O ministro Flávio Dino, do Supremo Tribunal Federal (STF), determinou que a Câmara dos Deputados e o Senado Federal apresentem à Suprema Corte uma matriz detalhada de responsabilidades voltada ao controle das emendas parlamentares. A medida foi estabelecida após uma série de análises baseadas em relatórios elaborados pela Controladoria-Geral da União (CGU), pelo Tribunal de Contas da União (TCU) e pela Polícia Federal (PF), que identificaram falhas e desvios recorrentes na aplicação desses recursos públicos.

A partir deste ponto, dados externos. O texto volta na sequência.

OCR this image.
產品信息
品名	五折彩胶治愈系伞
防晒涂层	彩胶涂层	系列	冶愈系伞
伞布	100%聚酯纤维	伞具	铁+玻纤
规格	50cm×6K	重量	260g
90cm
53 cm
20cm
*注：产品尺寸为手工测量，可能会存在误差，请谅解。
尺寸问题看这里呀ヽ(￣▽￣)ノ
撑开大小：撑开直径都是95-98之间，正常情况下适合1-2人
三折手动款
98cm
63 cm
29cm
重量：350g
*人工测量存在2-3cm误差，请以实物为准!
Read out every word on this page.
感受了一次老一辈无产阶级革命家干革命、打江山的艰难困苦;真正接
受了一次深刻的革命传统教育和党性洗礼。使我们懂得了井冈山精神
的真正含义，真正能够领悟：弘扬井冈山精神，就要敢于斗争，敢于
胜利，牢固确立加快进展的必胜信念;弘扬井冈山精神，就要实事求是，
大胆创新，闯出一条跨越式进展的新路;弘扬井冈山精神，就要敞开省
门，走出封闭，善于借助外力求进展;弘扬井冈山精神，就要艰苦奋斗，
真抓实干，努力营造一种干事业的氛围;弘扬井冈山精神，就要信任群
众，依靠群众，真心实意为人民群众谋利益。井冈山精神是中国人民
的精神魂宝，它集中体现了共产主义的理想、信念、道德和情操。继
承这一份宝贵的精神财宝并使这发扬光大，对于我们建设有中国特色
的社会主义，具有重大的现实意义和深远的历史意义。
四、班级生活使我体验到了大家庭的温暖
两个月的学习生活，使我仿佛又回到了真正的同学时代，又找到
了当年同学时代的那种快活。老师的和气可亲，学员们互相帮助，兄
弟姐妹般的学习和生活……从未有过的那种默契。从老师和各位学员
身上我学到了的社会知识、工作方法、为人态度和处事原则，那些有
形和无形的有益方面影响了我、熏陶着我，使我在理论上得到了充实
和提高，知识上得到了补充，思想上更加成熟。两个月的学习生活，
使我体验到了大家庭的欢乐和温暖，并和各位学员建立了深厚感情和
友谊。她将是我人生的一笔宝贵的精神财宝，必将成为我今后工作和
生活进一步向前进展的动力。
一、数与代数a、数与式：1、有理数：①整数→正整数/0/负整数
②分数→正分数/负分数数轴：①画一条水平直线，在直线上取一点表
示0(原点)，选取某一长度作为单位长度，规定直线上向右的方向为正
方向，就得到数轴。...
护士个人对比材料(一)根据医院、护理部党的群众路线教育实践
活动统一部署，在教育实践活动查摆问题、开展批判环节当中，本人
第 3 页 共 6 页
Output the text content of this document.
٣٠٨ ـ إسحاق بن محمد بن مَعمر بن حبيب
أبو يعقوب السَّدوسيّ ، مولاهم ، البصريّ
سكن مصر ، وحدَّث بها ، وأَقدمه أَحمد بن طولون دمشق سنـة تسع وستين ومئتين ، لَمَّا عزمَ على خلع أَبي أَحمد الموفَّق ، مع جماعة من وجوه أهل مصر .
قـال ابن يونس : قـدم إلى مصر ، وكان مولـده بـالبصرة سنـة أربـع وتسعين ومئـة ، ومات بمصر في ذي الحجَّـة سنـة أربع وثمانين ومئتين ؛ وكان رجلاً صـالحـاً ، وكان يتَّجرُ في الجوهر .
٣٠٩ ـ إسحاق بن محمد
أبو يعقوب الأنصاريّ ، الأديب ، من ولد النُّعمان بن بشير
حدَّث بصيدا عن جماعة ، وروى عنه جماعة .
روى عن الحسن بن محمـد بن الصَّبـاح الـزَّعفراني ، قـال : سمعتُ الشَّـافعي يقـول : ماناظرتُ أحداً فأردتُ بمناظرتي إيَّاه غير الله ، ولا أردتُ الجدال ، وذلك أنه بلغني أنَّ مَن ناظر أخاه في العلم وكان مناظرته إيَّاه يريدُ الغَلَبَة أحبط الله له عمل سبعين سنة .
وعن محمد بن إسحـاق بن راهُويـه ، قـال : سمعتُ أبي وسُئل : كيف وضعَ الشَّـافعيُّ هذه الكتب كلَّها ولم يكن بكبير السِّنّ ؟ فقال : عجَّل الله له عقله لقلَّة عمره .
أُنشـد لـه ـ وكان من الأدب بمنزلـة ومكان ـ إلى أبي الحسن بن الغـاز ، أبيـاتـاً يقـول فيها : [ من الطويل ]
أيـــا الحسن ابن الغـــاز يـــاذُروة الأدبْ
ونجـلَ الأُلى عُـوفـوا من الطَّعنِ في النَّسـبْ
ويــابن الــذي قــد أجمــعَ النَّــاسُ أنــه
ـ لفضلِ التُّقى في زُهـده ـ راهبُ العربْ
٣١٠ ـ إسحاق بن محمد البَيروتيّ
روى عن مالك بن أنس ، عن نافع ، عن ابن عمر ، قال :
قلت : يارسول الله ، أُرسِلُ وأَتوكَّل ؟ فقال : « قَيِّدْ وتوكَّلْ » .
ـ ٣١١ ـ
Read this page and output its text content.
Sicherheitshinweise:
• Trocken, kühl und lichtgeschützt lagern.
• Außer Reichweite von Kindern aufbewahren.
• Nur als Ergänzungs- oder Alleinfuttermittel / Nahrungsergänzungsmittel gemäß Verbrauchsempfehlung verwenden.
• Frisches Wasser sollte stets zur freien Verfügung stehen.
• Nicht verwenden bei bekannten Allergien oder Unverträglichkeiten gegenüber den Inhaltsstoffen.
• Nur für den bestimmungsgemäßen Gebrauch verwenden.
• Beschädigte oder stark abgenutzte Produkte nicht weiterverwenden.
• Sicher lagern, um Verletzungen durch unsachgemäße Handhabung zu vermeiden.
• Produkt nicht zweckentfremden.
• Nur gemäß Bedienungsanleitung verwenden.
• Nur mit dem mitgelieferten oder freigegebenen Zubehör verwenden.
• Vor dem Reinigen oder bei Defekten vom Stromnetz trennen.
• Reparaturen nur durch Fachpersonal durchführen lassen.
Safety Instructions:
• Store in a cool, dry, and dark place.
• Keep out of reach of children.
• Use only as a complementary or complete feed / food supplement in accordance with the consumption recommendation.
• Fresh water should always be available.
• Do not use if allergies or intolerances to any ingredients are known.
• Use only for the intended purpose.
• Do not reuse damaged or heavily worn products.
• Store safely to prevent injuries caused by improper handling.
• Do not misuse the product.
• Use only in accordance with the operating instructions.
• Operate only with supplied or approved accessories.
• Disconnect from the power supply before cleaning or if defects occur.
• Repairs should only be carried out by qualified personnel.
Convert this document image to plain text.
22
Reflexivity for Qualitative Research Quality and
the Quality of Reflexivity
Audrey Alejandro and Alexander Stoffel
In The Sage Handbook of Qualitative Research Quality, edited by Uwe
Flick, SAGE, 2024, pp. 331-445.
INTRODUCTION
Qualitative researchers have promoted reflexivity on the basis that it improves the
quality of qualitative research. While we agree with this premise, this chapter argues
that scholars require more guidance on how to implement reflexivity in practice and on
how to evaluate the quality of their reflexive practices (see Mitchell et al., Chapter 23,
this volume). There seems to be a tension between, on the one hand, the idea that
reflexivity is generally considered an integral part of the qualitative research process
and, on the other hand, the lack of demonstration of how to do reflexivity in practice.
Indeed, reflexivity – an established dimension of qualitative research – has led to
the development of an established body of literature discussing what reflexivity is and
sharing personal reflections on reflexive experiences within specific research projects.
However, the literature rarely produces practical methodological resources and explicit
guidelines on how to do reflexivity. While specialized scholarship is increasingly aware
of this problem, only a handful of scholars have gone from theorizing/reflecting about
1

Com a nova determinação, as duas Casas legislativas precisarão detalhar formalmente ao Supremo como funcionam os procedimentos de indicação das verbas. O documento exigido pela Corte deve conter explicitamente a identificação de todos os agentes públicos e autoridades envolvidas em cada uma das etapas que compõem o ciclo de pagamento das emendas orçamentárias.
Além de mapear os órgãos técnicos e administrativos, a decisão do magistrado estabelece que o escopo da responsabilização também deve alcançar o próprio parlamentar que figura como autor da emenda individual. Para a Suprema Corte, a gestão e a destinação de verbas públicas por meio de indicações políticas precisam estar rigorosamente alinhadas aos princípios constitucionais, deixando de ser tratadas como prerrogativas puramente discricionárias da atividade política.
“Emprego do dinheiro público subordina-se a critérios regrados pela Constituição Federal, compondo o devido processo constitucional orçamentário. Dizendo de modo mais óbvio: indicar uma emenda Pix não é o mesmo que passar um Pix para uma pessoa da família ou um comércio da esquina”, argumentou o ministro em sua manifestação oficial.
Diante do cenário apresentado, o magistrado também estipulou prazos formais para que a Presidência da República, por intermédio da Advocacia-Geral da União (AGU), e o Ministério Público Federal, representado pela Procuradoria-Geral da República (PGR), se pronunciem sobre o andamento das medidas e o cumprimento das normativas de transparência.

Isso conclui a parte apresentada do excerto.